Se refería a una joven con pantalones cortos de color amarillo y botas vaqueras cuyo maquillaje habría hecho palidecer a un piel roja. Era terriblemente joven. Salvo por el cigarrillo y su rostro de payaso, podría haber sido mi hija.
– ¿Usan sus verdaderos nombres? -me interesé.
Era como estar viendo un cliché.
– No lo sé. ¿Lo harías tú?
Señaló a una muchacha con zapatillas negras y pantalones cortos.
– Es Poirette.
– ¿Qué edad tiene?
Yo estaba horrorizada.
– Según dice, dieciocho, pero debe de tener quince.
Me recosté en el asiento y apoyé las manos en el volante. Mientras me las señalaba una tras otra, no podía dejar de pensar en los gibones. Como los monitos, aquellas mujeres se espaciaban a intervalos regulares y dividían el terreno en un mosaico de territorios concretos. Cada una trabajaba su parcela y excluía a las restantes de su especie con el fin de seducir a un macho. Las posturas seductoras, las mofas y pullas, constituían el ritual del cortejo, al estilo sapiens. Sin embargo, aquellas bailarinas no tenían como objetivo la reproducción.
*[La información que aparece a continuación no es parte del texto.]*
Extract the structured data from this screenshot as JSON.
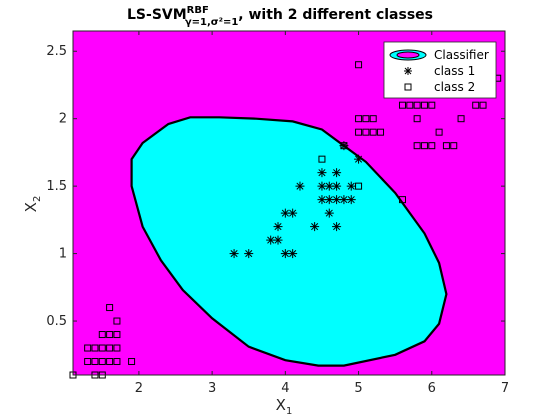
{
  "chart_data": {
    "type": "scatter",
    "title": {
      "main": "LS-SVM",
      "sup": "RBF",
      "sub": "γ=1,σ²=1",
      "rest": ", with 2 different classes"
    },
    "xlabel": {
      "base": "X",
      "sub": "1"
    },
    "ylabel": {
      "base": "X",
      "sub": "2"
    },
    "xlim": [
      1.1,
      7.0
    ],
    "ylim": [
      0.1,
      2.65
    ],
    "xticks": [
      "2",
      "3",
      "4",
      "5",
      "6",
      "7"
    ],
    "yticks": [
      "0.5",
      "1",
      "1.5",
      "2",
      "2.5"
    ],
    "grid": false,
    "legend_position": "top-right",
    "colors": {
      "background_region": "#ff00ff",
      "classifier_region": "#00ffff",
      "boundary": "#000000"
    },
    "legend": [
      {
        "label": "Classifier",
        "marker": "ellipse-contour"
      },
      {
        "label": "class 1",
        "marker": "asterisk"
      },
      {
        "label": "class 2",
        "marker": "square"
      }
    ],
    "classifier_boundary": [
      [
        2.4,
        1.96
      ],
      [
        2.7,
        2.01
      ],
      [
        3.1,
        2.01
      ],
      [
        3.6,
        2.0
      ],
      [
        4.1,
        1.98
      ],
      [
        4.5,
        1.92
      ],
      [
        4.8,
        1.8
      ],
      [
        5.1,
        1.68
      ],
      [
        5.5,
        1.45
      ],
      [
        5.9,
        1.15
      ],
      [
        6.1,
        0.93
      ],
      [
        6.2,
        0.7
      ],
      [
        6.1,
        0.48
      ],
      [
        5.9,
        0.35
      ],
      [
        5.5,
        0.25
      ],
      [
        4.8,
        0.17
      ],
      [
        4.45,
        0.17
      ],
      [
        4.0,
        0.21
      ],
      [
        3.5,
        0.31
      ],
      [
        3.0,
        0.52
      ],
      [
        2.6,
        0.73
      ],
      [
        2.3,
        0.95
      ],
      [
        2.05,
        1.2
      ],
      [
        1.9,
        1.5
      ],
      [
        1.9,
        1.7
      ],
      [
        2.05,
        1.82
      ],
      [
        2.4,
        1.96
      ]
    ],
    "series": [
      {
        "name": "class 1",
        "marker": "asterisk",
        "points": [
          [
            3.3,
            1.0
          ],
          [
            3.5,
            1.0
          ],
          [
            3.8,
            1.1
          ],
          [
            3.9,
            1.1
          ],
          [
            3.9,
            1.2
          ],
          [
            4.0,
            1.0
          ],
          [
            4.0,
            1.3
          ],
          [
            4.1,
            1.0
          ],
          [
            4.1,
            1.3
          ],
          [
            4.2,
            1.5
          ],
          [
            4.4,
            1.2
          ],
          [
            4.5,
            1.4
          ],
          [
            4.5,
            1.5
          ],
          [
            4.5,
            1.6
          ],
          [
            4.6,
            1.3
          ],
          [
            4.6,
            1.4
          ],
          [
            4.6,
            1.5
          ],
          [
            4.7,
            1.2
          ],
          [
            4.7,
            1.4
          ],
          [
            4.7,
            1.5
          ],
          [
            4.7,
            1.6
          ],
          [
            4.8,
            1.4
          ],
          [
            4.8,
            1.8
          ],
          [
            4.9,
            1.4
          ],
          [
            4.9,
            1.5
          ],
          [
            5.0,
            1.7
          ]
        ]
      },
      {
        "name": "class 2",
        "marker": "square",
        "points": [
          [
            1.1,
            0.1
          ],
          [
            1.4,
            0.1
          ],
          [
            1.5,
            0.1
          ],
          [
            1.3,
            0.2
          ],
          [
            1.4,
            0.2
          ],
          [
            1.5,
            0.2
          ],
          [
            1.6,
            0.2
          ],
          [
            1.7,
            0.2
          ],
          [
            1.9,
            0.2
          ],
          [
            1.3,
            0.3
          ],
          [
            1.4,
            0.3
          ],
          [
            1.5,
            0.3
          ],
          [
            1.6,
            0.3
          ],
          [
            1.7,
            0.3
          ],
          [
            1.5,
            0.4
          ],
          [
            1.6,
            0.4
          ],
          [
            1.7,
            0.4
          ],
          [
            1.7,
            0.5
          ],
          [
            1.6,
            0.6
          ],
          [
            4.8,
            1.8
          ],
          [
            4.5,
            1.7
          ],
          [
            5.0,
            1.5
          ],
          [
            5.6,
            1.4
          ],
          [
            5.0,
            1.9
          ],
          [
            5.1,
            1.9
          ],
          [
            5.2,
            1.9
          ],
          [
            5.3,
            1.9
          ],
          [
            5.0,
            2.0
          ],
          [
            5.1,
            2.0
          ],
          [
            5.2,
            2.0
          ],
          [
            5.8,
            1.8
          ],
          [
            5.8,
            2.0
          ],
          [
            5.9,
            1.8
          ],
          [
            6.0,
            1.8
          ],
          [
            6.2,
            1.8
          ],
          [
            6.3,
            1.8
          ],
          [
            6.1,
            1.9
          ],
          [
            6.4,
            2.0
          ],
          [
            6.0,
            2.1
          ],
          [
            6.6,
            2.1
          ],
          [
            6.7,
            2.1
          ],
          [
            5.6,
            2.1
          ],
          [
            5.7,
            2.1
          ],
          [
            5.8,
            2.1
          ],
          [
            5.9,
            2.1
          ],
          [
            6.9,
            2.3
          ],
          [
            6.8,
            2.3
          ],
          [
            6.7,
            2.3
          ],
          [
            6.1,
            2.4
          ],
          [
            5.0,
            2.4
          ],
          [
            6.3,
            2.5
          ],
          [
            6.1,
            2.5
          ],
          [
            5.7,
            2.5
          ]
        ]
      }
    ]
  }
}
Advertí que Gabby había dejado de hablar cuando hubo concluido de pasar lista. Me volví a mirarla. Estaba frente a mí, pero fijaba sus ojos en algo que se encontraba más allá de la ventanilla. Tal vez fuera de mi mundo.
– Vamonos -exclamó.
Lo dijo tan quedamente que apenas pude oírla.
– ¿Cómo…?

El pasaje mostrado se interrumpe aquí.